I had a motor lying around that does about 20 rpm at 12V (after its internal transmission, wich is a 1:200). So dividing that by 3 puts us well within the target corridor. So while I was shoppoing at Conrad I picked up some modul-1 gears that I wanted to use for the secondary transmission.

gears

They are 10 and 35 tooth. The resulting 3.5 ration at 20 rpm input gives us 5.7 rpm for the sprocket or 13,7 mm/s opening speed – that is fine. Now a little trip to Bauhaus – a chain of home-depot like shops selling construction stuff and also some metal.

They should have the 8mm axles I need. But of course they don't. As usual, the stuff you need is sold out. In 3 shops. Bummer.

Well, a tube with 8mm outer diameter should be fine as well – and save on weight :-)

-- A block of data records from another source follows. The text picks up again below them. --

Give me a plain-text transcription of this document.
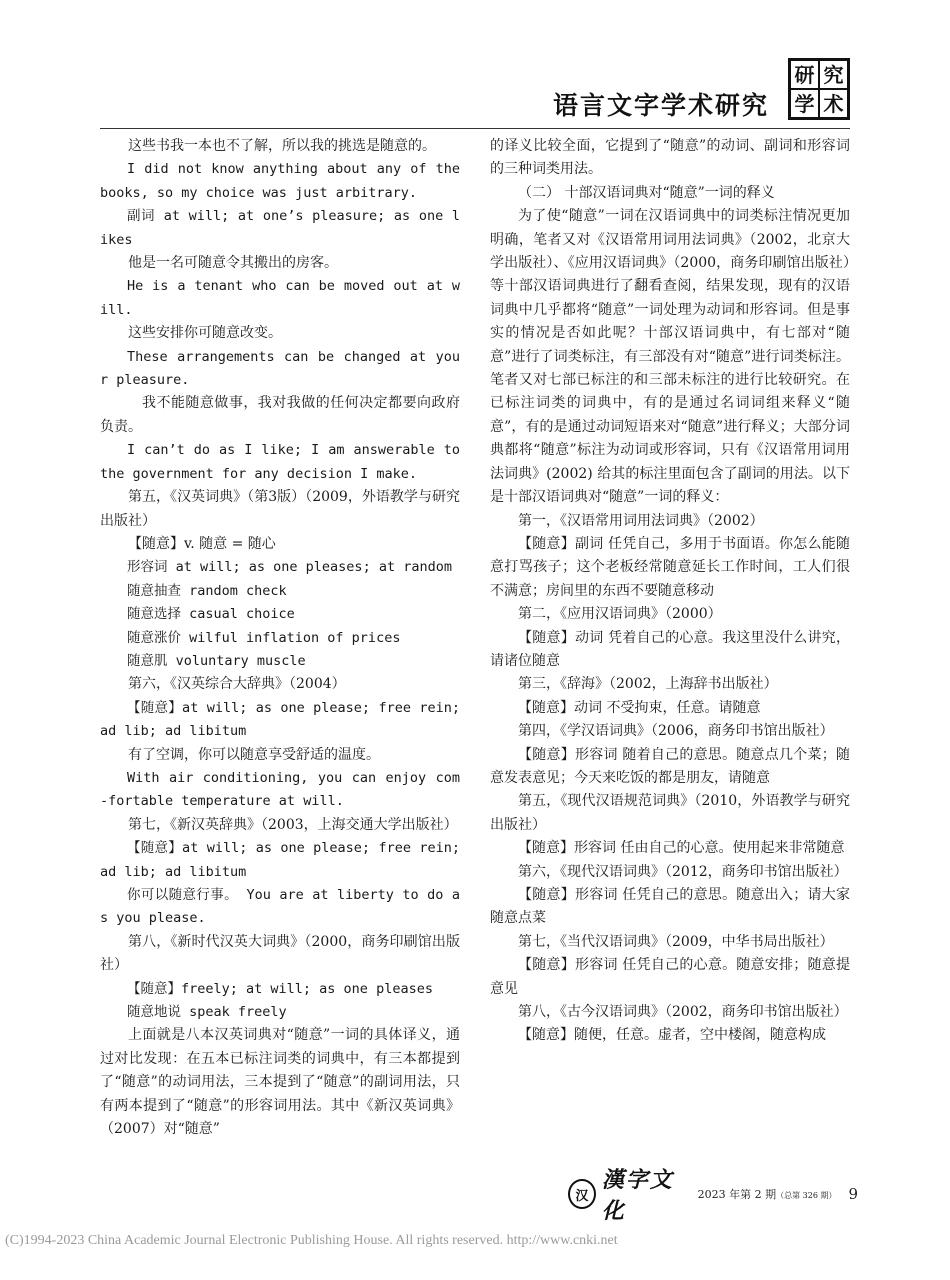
语言文字学术研究
研 究
学 术

这些书我一本也不了解，所以我的挑选是随意的。

I did not know anything about any of the books, so my choice was just arbitrary.

副词 at will; at one’s pleasure; as one likes

他是一名可随意令其搬出的房客。

He is a tenant who can be moved out at will.

这些安排你可随意改变。

These arrangements can be changed at your pleasure.

我不能随意做事，我对我做的任何决定都要向政府负责。

I can’t do as I like; I am answerable to the government for any decision I make.

第五，《汉英词典》（第3版）（2009，外语教学与研究出版社）

【随意】v. 随意 = 随心

形容词 at will; as one pleases; at random

随意抽查 random check

随意选择 casual choice

随意涨价 wilful inflation of prices

随意肌 voluntary muscle

第六，《汉英综合大辞典》（2004）

【随意】at will; as one please; free rein; ad lib; ad libitum

有了空调，你可以随意享受舒适的温度。

With air conditioning, you can enjoy com-fortable temperature at will.

第七，《新汉英辞典》（2003，上海交通大学出版社）

【随意】at will; as one please; free rein; ad lib; ad libitum

你可以随意行事。 You are at liberty to do as you please.

第八，《新时代汉英大词典》（2000，商务印刷馆出版社）

【随意】freely; at will; as one pleases

随意地说 speak freely

上面就是八本汉英词典对“随意”一词的具体译义，通过对比发现：在五本已标注词类的词典中，有三本都提到了“随意”的动词用法，三本提到了“随意”的副词用法，只有两本提到了“随意”的形容词用法。其中《新汉英词典》（2007）对“随意”

的译义比较全面，它提到了“随意”的动词、副词和形容词的三种词类用法。

（二） 十部汉语词典对“随意”一词的释义

为了使“随意”一词在汉语词典中的词类标注情况更加明确，笔者又对《汉语常用词用法词典》（2002，北京大学出版社）、《应用汉语词典》（2000，商务印刷馆出版社）等十部汉语词典进行了翻看查阅，结果发现，现有的汉语词典中几乎都将“随意”一词处理为动词和形容词。但是事实的情况是否如此呢？十部汉语词典中，有七部对“随意”进行了词类标注，有三部没有对“随意”进行词类标注。笔者又对七部已标注的和三部未标注的进行比较研究。在已标注词类的词典中，有的是通过名词词组来释义“随意”，有的是通过动词短语来对“随意”进行释义；大部分词典都将“随意”标注为动词或形容词，只有《汉语常用词用法词典》(2002) 给其的标注里面包含了副词的用法。以下是十部汉语词典对“随意”一词的释义：

第一，《汉语常用词用法词典》（2002）

【随意】副词 任凭自己，多用于书面语。你怎么能随意打骂孩子；这个老板经常随意延长工作时间，工人们很不满意；房间里的东西不要随意移动

第二，《应用汉语词典》（2000）

【随意】动词 凭着自己的心意。我这里没什么讲究，请诸位随意

第三，《辞海》（2002，上海辞书出版社）

【随意】动词 不受拘束，任意。请随意

第四，《学汉语词典》（2006，商务印书馆出版社）

【随意】形容词 随着自己的意思。随意点几个菜；随意发表意见；今天来吃饭的都是朋友，请随意

第五，《现代汉语规范词典》（2010，外语教学与研究出版社）

【随意】形容词 任由自己的心意。使用起来非常随意

第六，《现代汉语词典》（2012，商务印书馆出版社）

【随意】形容词 任凭自己的意思。随意出入；请大家随意点菜

第七，《当代汉语词典》（2009，中华书局出版社）

【随意】形容词 任凭自己的心意。随意安排；随意提意见

第八，《古今汉语词典》（2002，商务印书馆出版社）

【随意】随便，任意。虚者，空中楼阁，随意构成

汉
漢字文化
2023 年第 2 期（总第 326 期） 9
(C)1994-2023 China Academic Journal Electronic Publishing House. All rights reserved. http://www.cnki.net
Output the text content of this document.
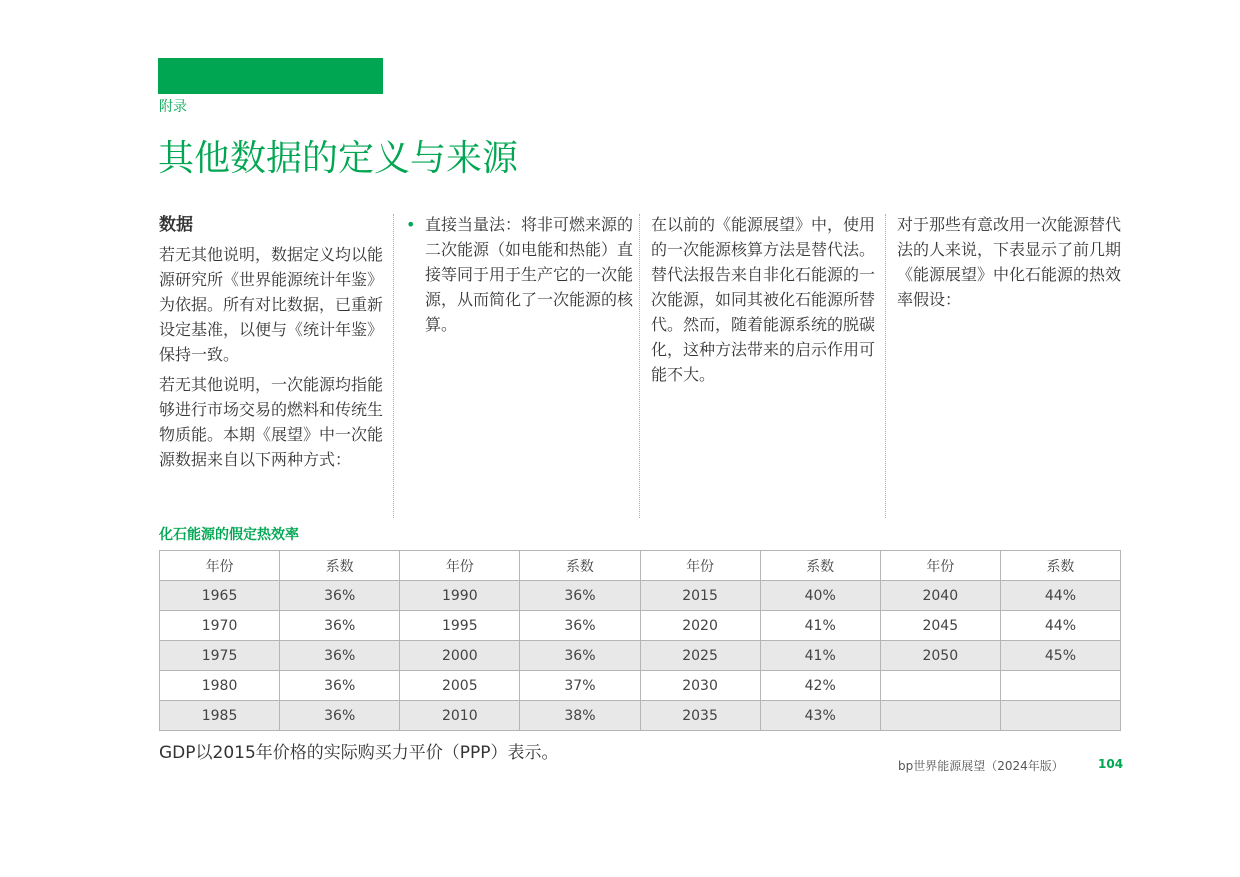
附录
其他数据的定义与来源
数据

若无其他说明，数据定义均以能源研究所《世界能源统计年鉴》为依据。所有对比数据，已重新设定基准，以便与《统计年鉴》保持一致。

若无其他说明，一次能源均指能够进行市场交易的燃料和传统生物质能。本期《展望》中一次能源数据来自以下两种方式：

• 直接当量法：将非可燃来源的二次能源（如电能和热能）直接等同于用于生产它的一次能源，从而简化了一次能源的核算。

在以前的《能源展望》中，使用的一次能源核算方法是替代法。替代法报告来自非化石能源的一次能源，如同其被化石能源所替代。然而，随着能源系统的脱碳化，这种方法带来的启示作用可能不大。

对于那些有意改用一次能源替代法的人来说，下表显示了前几期《能源展望》中化石能源的热效率假设：

化石能源的假定热效率
年份	系数	年份	系数	年份	系数	年份	系数
1965	36%	1990	36%	2015	40%	2040	44%
1970	36%	1995	36%	2020	41%	2045	44%
1975	36%	2000	36%	2025	41%	2050	45%
1980	36%	2005	37%	2030	42%		
1985	36%	2010	38%	2035	43%		
GDP以2015年价格的实际购买力平价（PPP）表示。
bp世界能源展望（2024年版）	104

The gears have a 6mm bore of course. Well, that can be helped, we will see that later.

More Power!

The whole thing needs power, of course.

The usual hase-style packaging has internal batteries. Batteries are completely fine. Unless you actually want to use them.

On the Brio-box for Ela and Michi, Matthias an me used run-of-the-mill battery holders. The plastic type you find in a thousand battery operated devices. They broke on the transport from the workshop to the wedding. We had to fix the whole thing in a terrible botch-job on site.

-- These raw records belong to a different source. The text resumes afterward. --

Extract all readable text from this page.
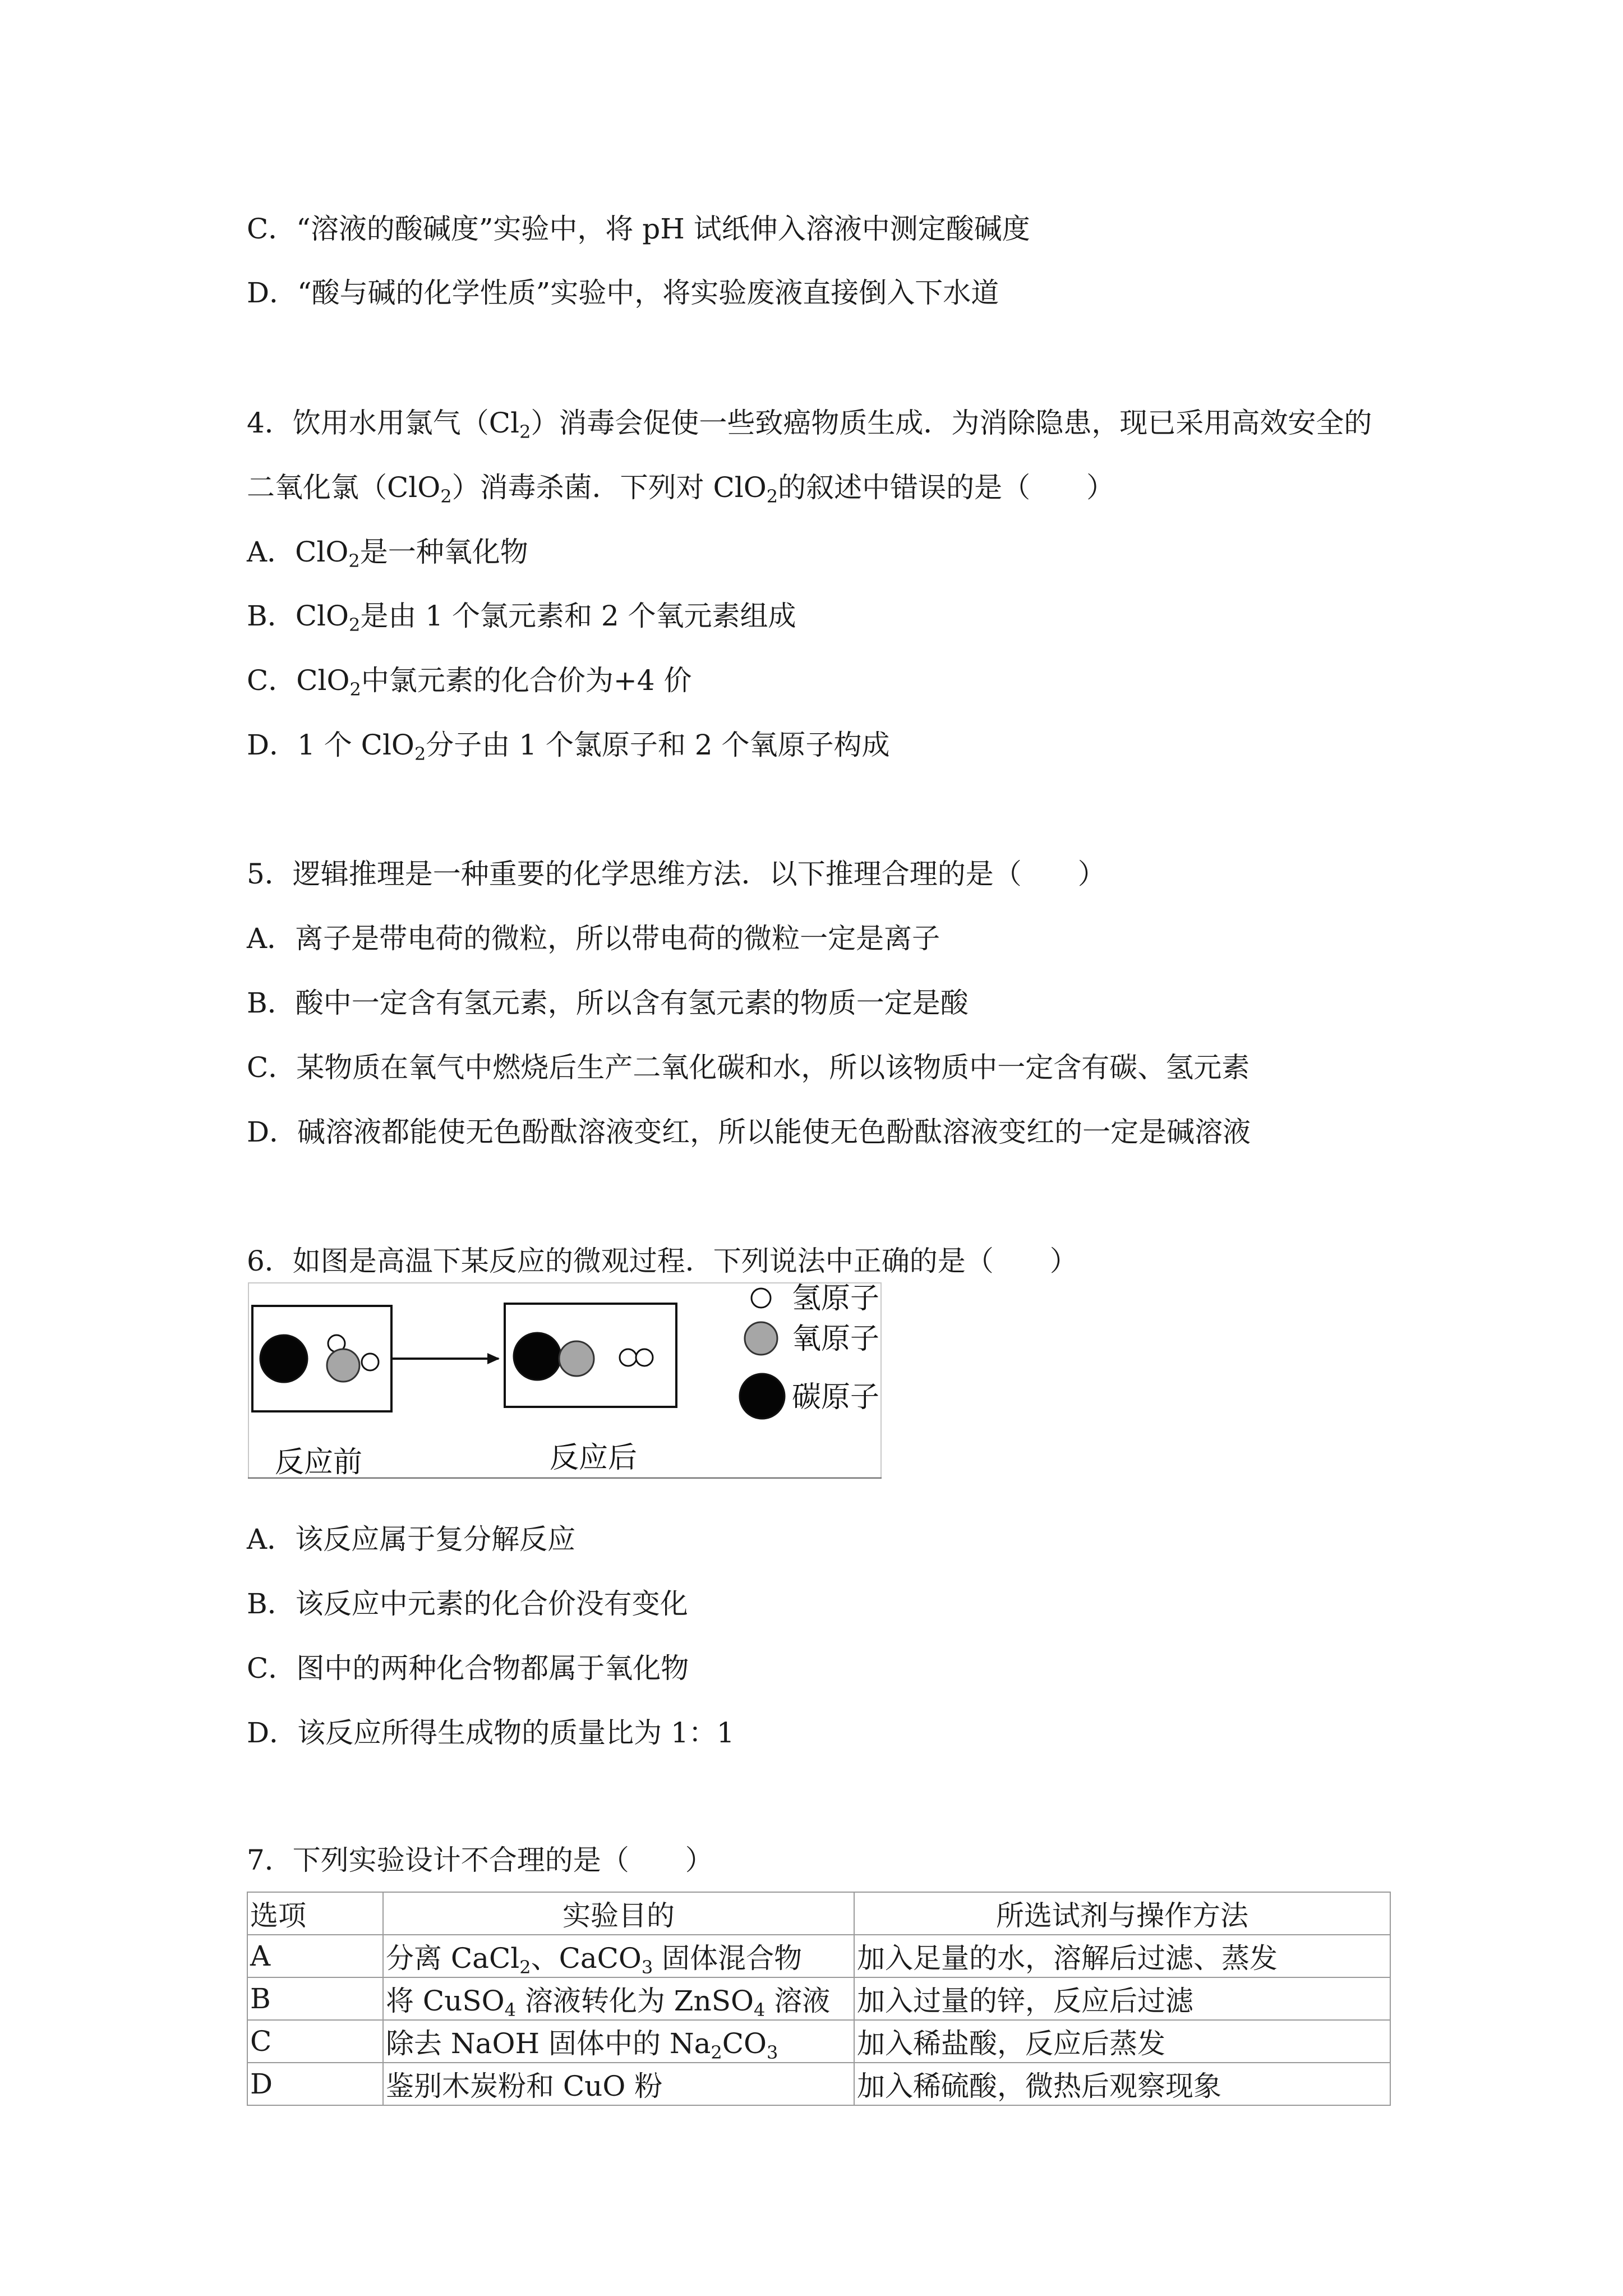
C．“溶液的酸碱度”实验中，将 pH 试纸伸入溶液中测定酸碱度
D．“酸与碱的化学性质”实验中，将实验废液直接倒入下水道
4．饮用水用氯气$(Cl_2)$消毒会促使一些致癌物质生成．为消除隐患，现已采用高效安全的
二氧化氯（ClO$_2$）消毒杀菌．下列对 ClO$_2$的叙述中错误的是（　　）
A．ClO$_2$是一种氧化物
B．ClO$_2$是由 1 个氯元素和 2 个氧元素组成
C．ClO$_2$中氯元素的化合价为+4 价
D．1 个 ClO$_2$分子由 1 个氯原子和 2 个氧原子构成
5．逻辑推理是一种重要的化学思维方法．以下推理合理的是（　　）
A．离子是带电荷的微粒，所以带电荷的微粒一定是离子
B．酸中一定含有氢元素，所以含有氢元素的物质一定是酸
C．某物质在氧气中燃烧后生产二氧化碳和水，所以该物质中一定含有碳、氢元素
D．碱溶液都能使无色酚酞溶液变红，所以能使无色酚酞溶液变红的一定是碱溶液
6．如图是高温下某反应的微观过程．下列说法中正确的是（　　）
反应前	反应后
氢原子
氧原子
碳原子
A．该反应属于复分解反应
B．该反应中元素的化合价没有变化
C．图中的两种化合物都属于氧化物
D．该反应所得生成物的质量比为 1：1
7．下列实验设计不合理的是（　　）
选项	实验目的	所选试剂与操作方法
A	分离 CaCl$_2$、CaCO$_3$ 固体混合物	加入足量的水，溶解后过滤、蒸发
B	将 CuSO$_4$ 溶液转化为 ZnSO$_4$ 溶液	加入过量的锌，反应后过滤
C	除去 NaOH 固体中的 $Na_2CO_3$	加入稀盐酸，反应后蒸发
D	鉴别木炭粉和 CuO 粉	加入稀硫酸，微热后观察现象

The batteries for the Brio-box for Susanne and Toby were soldered on for this reason. Too bad that they had been sitting on the shelf for about 20 years: they worked quite well in testing, but then the inner resistance started to grow and two days before the wedding (on a final test) they were unable to provide even the 300mA the motor needed. So on the day of the wedding, I replaced them with rechargeable batteries that basically became the present for Toby (I knew he needed replacement accumulators on his sailboat anyway).

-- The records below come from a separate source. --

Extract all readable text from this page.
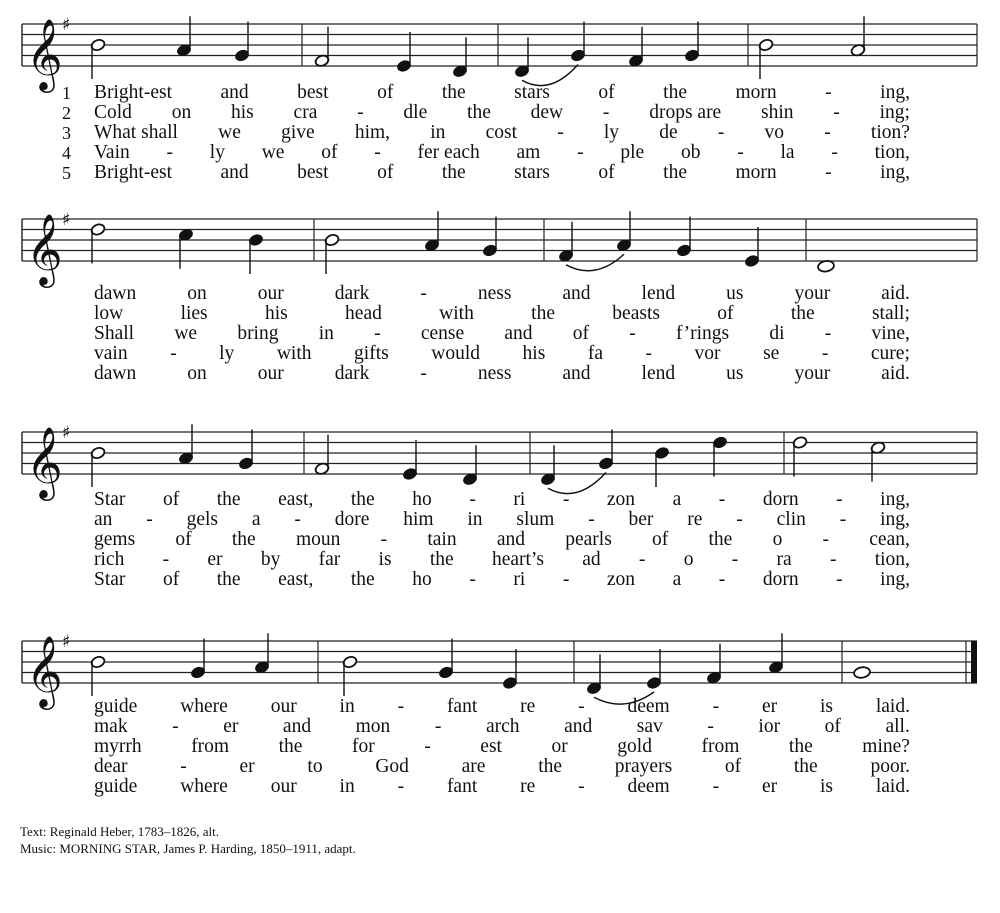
𝄞 ♯
1
2
3
4
5
Bright-est and best of the stars of the morn - ing,
Cold on his cra - dle the dew - drops are shin - ing;
What shall we give him, in cost - ly de - vo - tion?
Vain - ly we of - fer each am - ple ob - la - tion,
Bright-est and best of the stars of the morn - ing,
𝄞 ♯
dawn	on	our	dark	-	ness	and	lend	us	your	aid.
low	lies	his	head	with	the	beasts	of	the	stall;
Shall we bring in - cense and of - f’rings di - vine,
vain - ly with gifts would his fa - vor se - cure;
dawn	on	our	dark	-	ness	and	lend	us	your	aid.
𝄞 ♯
Star of the east, the ho - ri - zon a - dorn - ing,
an - gels a - dore him in slum - ber re - clin - ing,
gems of the moun - tain and pearls of the o - cean,
rich - er by far is the heart’s ad - o - ra - tion,
Star of the east, the ho - ri - zon a - dorn - ing,
𝄞 ♯
guide where our in - fant re - deem - er is laid.
mak - er and mon - arch and sav - ior of all.
myrrh	from	the	for	-	est	or	gold	from	the	mine?
dear	-	er	to	God	are	the	prayers	of	the	poor.
guide where our in - fant re - deem - er is laid.
Text: Reginald Heber, 1783–1826, alt.
Music: MORNING STAR, James P. Harding, 1850–1911, adapt.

No batteries this time! More Power. Mains power. Bwahahaha!

Electricity bites...

There is just one small problem there.

The reason I switched from fiddling with radios and stuff to computers in 1981 was this: electricity bites you.

At least one radio had biten me again that day when I read an ad for the Sinclair ZX81. The idea of „9V power supply“ started to grab hold of my brain: all the can-and-will-bite-you voltages locked away in a power supply, no voltages above 12V in the whole device and it still can do something fun? Computers were for me!

... when used improperly

I applied the same principle here: make proper use of electricity: lock away the dangerous voltages in a power supply that is known-good. Or at least comes from a big manufacturer that will take the blame if something goes wrong :-)

I turned to Ikea again, since they have 12V lamps that come with external transformers. The transformers are not awefully efficient (touch one that has been plugged in for a day: its warm – all that energy you pay for on your electricity bill), but they are known to be safe. They do not sell the transformers separately, so you essentially get a free halogen-bulb lamp with it.Which can be incorporated to the overall design.

rolle chain and sprockets

I chose the Ikea Korsby

Incorporating the lamp also makes the whole thingy an object of day-to-day use and will remind Anna-Barbara and Micky of their wedding day for as long as they keep it around.

Summary at this point

I think we have all the components together now.

Seems it is time to get started on constructing the electronics that will control the whole thing and start putting together the mechanics as well.